This is the second of two articles based on a conversation with Donald Allan, CFO of Fortune 500 toolmaker Stanley Black & Decker.
In the first part of our report, Don Allan talked about two types of transformation that he and his finance team are executing.
Both are technological in nature. One is a back-office reinvention that includes consolidating the company’s 70-plus ERP instances to fewer than 10. The other is what Allan calls “industry 4.0,” consisting of the manufacturer’s early efforts to create “smart factories” by leveraging digital technologies and robotics.
Here, Allan adds a third high-tech transformation to the list, and the one that might stretch manufacturers the most: increased usage of advanced analytics.
The changes you’ve told us about so far seem ambitious enough. Where do you stand with respect to using today’s most advanced analytical capabilities?
Most industrial companies, and we’re no different, haven’t dramatically evolved their business models to use advanced analytics to drive business models, business decisions, and even certain customer decisions.
Today we still do traditional data analysis. For example, in our business intelligence warehouse we have a lot of information on the profit margins of particular products. Why has this one gone down one or two points, and how can we begin to change that trajectory?
What’s changing now is that making decisions about pricing and manufacturing cost requires a lot more input than just the traditional internal data.

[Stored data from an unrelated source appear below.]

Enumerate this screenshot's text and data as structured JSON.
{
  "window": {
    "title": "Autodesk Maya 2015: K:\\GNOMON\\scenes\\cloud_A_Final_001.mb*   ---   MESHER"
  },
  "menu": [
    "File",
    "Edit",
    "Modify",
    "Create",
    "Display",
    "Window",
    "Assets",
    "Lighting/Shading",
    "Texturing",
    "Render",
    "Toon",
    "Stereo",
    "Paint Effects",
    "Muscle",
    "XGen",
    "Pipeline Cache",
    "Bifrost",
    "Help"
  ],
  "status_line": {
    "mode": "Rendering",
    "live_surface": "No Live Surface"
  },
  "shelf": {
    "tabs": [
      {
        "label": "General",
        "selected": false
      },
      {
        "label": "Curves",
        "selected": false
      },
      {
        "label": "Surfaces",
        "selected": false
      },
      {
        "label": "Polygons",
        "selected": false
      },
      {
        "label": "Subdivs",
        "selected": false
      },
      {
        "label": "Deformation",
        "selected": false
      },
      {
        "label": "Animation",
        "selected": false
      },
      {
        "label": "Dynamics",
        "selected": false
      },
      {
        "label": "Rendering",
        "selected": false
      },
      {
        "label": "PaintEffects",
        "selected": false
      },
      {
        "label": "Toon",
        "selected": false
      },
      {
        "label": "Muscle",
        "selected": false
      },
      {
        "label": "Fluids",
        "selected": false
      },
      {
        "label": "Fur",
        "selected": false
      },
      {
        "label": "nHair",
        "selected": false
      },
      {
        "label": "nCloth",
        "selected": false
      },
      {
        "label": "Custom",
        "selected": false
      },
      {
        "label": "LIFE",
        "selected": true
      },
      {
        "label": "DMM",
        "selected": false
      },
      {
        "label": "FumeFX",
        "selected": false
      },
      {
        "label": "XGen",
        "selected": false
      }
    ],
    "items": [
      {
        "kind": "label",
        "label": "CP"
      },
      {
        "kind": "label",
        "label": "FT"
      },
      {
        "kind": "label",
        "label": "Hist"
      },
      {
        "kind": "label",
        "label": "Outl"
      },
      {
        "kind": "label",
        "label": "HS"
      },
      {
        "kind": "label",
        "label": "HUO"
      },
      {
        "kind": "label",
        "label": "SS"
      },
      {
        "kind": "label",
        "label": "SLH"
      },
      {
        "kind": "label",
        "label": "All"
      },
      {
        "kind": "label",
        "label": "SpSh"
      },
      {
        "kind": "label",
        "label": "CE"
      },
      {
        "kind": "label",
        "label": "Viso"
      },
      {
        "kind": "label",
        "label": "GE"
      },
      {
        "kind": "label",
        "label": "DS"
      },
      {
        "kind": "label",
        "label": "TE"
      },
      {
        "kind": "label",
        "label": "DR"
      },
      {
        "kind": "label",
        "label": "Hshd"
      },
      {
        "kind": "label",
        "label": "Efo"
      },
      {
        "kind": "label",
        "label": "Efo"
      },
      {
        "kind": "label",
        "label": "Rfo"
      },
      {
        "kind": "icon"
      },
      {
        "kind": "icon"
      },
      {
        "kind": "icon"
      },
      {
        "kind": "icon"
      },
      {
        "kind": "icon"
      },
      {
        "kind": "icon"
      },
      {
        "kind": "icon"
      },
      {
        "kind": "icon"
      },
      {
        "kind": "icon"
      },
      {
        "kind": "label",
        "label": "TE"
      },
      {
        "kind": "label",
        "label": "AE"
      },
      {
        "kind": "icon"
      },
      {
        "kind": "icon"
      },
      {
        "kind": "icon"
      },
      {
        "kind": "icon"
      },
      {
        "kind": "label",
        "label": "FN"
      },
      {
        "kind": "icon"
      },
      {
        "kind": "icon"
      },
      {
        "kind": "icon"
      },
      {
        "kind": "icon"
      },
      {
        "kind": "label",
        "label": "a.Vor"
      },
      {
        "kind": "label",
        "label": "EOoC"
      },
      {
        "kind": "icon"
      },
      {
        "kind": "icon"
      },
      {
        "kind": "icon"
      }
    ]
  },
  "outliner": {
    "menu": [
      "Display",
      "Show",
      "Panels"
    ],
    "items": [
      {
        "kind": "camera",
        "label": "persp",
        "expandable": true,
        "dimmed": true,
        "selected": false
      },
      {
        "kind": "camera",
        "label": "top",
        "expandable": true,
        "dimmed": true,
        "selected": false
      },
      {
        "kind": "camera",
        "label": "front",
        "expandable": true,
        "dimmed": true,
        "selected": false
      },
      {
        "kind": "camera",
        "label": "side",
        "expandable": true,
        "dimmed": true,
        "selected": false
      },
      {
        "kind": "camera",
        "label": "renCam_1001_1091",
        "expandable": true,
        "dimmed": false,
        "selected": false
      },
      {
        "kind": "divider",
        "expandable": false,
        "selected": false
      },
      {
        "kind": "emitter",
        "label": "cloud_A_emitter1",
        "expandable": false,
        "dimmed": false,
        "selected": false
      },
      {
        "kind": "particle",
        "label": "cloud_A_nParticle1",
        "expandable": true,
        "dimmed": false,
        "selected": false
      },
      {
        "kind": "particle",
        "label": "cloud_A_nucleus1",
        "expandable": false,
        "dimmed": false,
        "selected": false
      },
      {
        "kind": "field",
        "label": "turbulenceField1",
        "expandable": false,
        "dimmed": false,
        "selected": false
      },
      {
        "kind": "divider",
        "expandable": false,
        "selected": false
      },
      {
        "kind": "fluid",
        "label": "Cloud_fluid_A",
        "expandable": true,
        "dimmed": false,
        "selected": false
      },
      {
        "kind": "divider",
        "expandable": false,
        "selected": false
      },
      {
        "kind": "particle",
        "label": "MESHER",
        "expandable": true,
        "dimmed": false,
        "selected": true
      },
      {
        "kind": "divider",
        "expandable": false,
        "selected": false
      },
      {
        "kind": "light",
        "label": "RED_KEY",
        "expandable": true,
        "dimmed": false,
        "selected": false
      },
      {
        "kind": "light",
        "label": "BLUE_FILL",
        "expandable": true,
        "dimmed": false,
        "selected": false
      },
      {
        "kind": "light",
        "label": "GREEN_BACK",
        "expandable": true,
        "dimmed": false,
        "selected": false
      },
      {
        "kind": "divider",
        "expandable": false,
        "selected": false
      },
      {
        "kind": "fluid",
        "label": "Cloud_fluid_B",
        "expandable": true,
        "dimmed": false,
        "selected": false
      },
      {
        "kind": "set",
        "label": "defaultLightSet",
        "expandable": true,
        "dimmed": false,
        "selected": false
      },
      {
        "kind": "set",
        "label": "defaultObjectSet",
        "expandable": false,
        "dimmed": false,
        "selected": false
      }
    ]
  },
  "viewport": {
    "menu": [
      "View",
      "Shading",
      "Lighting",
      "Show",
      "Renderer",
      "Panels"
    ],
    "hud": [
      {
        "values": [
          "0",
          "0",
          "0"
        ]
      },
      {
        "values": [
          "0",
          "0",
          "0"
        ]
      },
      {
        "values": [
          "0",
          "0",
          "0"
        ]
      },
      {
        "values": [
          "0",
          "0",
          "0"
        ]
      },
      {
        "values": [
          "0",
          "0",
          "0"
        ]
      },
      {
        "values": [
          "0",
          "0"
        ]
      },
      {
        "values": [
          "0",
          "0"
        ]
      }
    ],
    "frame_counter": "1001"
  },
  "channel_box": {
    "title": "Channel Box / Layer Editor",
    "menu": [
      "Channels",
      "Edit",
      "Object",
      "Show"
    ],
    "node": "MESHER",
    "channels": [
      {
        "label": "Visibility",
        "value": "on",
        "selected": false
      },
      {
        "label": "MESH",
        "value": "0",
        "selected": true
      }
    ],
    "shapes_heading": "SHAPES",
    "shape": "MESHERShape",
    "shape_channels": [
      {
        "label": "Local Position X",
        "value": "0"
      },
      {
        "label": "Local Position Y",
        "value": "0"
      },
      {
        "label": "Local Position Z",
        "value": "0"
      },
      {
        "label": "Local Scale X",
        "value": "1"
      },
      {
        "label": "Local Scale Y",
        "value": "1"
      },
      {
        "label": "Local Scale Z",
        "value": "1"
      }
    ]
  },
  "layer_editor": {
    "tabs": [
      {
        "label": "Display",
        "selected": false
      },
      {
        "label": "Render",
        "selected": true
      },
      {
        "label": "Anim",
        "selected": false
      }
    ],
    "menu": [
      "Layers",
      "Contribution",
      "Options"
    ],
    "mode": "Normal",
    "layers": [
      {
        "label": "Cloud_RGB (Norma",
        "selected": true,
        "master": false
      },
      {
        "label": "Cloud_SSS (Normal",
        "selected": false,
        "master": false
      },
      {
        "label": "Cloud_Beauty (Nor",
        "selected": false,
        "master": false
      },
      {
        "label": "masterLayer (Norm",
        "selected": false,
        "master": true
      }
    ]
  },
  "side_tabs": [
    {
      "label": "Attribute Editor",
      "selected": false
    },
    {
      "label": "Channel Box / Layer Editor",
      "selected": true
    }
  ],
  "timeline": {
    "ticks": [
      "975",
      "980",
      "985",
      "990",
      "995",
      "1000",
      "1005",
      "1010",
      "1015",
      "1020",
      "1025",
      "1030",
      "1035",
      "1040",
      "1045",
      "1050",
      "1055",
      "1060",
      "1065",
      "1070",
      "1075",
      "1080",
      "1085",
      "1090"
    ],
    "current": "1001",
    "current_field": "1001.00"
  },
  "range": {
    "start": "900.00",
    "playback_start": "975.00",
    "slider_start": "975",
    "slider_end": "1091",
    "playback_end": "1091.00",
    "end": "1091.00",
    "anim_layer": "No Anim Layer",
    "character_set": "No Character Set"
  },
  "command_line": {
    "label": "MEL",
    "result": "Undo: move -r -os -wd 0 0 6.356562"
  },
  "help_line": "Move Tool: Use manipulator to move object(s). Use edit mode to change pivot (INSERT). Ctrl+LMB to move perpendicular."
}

It requires looking at competitor pricing. It requires looking at competitors’ costs, where you can get those. And it requires looking at manufacturing-cost alternatives from vendors and things like that.
With that data, using artificial intelligence and machine learning algorithms, you [can develop] insights for evaluating your business model.
Are you using data scientists for that?
Yes, we’ve been bringing those folks on board. Sometimes I joke with the finance team that they’re all going to be replaced by data scientists.
But it’s only half joking. I really do think some of today’s finance functions are going to become data-science functions in the future.
So you need data scientists with a finance orientation — but hopefully you also have FP&A people with a data-science orientation.
Don Allan, right, with CEO Jim Loree at the NYSE in mid-May.
Exactly right. Or, a handful of data scientists will do all the data crunching and provide insights, while the finance team figures out what to do with them.
We’re looking at ramping up the data-science team to about 75 people by the middle of next year. Right now it’s about 15 to 20 people. I’m not sure I want 75 people until they show me some value.
So we’re identifying use cases. [For each one, the data scientists] have to create value, whether it’s reducing inventory, creating revenue, lowering our costs, or whatever it might be. But I’m convinced we can create probably $200 million of value across the company over the next two to three years with this approach.
Can you give an example of a use case?
They’re trying to solve very common problems. For example, our tool business is very complex. There are too many SKUs. We’ve talked for years about how to reduce that complexity, focusing on SKUs that rotate very quickly.
It’s really going to be really interesting to see the outcome of the analysis on that.
But it’s one thing to get insights. Then you have to take action to drive value. If someone you bring in says you’re going to save $50 million by doing this or generate $100 million of revenue by doing that, it becomes hard to ignore that.
Given increasing reliance on analytics and robotics, is Six Sigma, which has been a staple process methodology in manufacturing for decades, destined to become passé?
Six Sigma uses mathematical techniques to prove out data before you make changes based on the data. That actually tends to slow down process change — it gets caught up in the mathematics.
But I think Lean Sigma, the streamlined version of Six Sigma, will always have value. It gets rid of the math and just looks at the process maps of how we do things today to find and eliminate waste points.
I think data and digital could replace that. But I’m not convinced yet. I don’t think Lean Sigma slows down what you’re trying to do.
Today, artificial intelligence could be considered the end game of advanced analytics. But it seems like every software company means something different when they tout their AI capabilities. What does the term mean to you?
To me it’s the same as machine learning. It just means learning from data and information. Based on data, information, and algorithms, a machine does something. Then it gets to a point where there is enough information and history that the machine makes changes to the algorithms automatically, without human intervention.
It can be as simple as processing things in a back office, telling you whether or not a bill should be paid or a journal entry should be recorded.
Do you worry that there might come a point where you’re losing control over what the machines are doing, such that you’re no longer able to see or understand the components of decision-making processes?
I don’t know. What we and a lot of other companies are doing is having control checks around the process. People are overseeing and reviewing the decisions being made.
I’m not sure that’s going to change dramatically. We’ll always want to monitor it. As the technology gets better and better, there might be a question as to whether the monitoring is part of the decision-making process or more of an after-the-fact review.
So, does it ever completely eliminate the human? I don’t think so. Well, I shouldn’t say that. Not in my lifetime, let’s say.
Where are you on the AI adoption curve?
Oh, not very far. If it were a baseball game, we’d be in the second inning.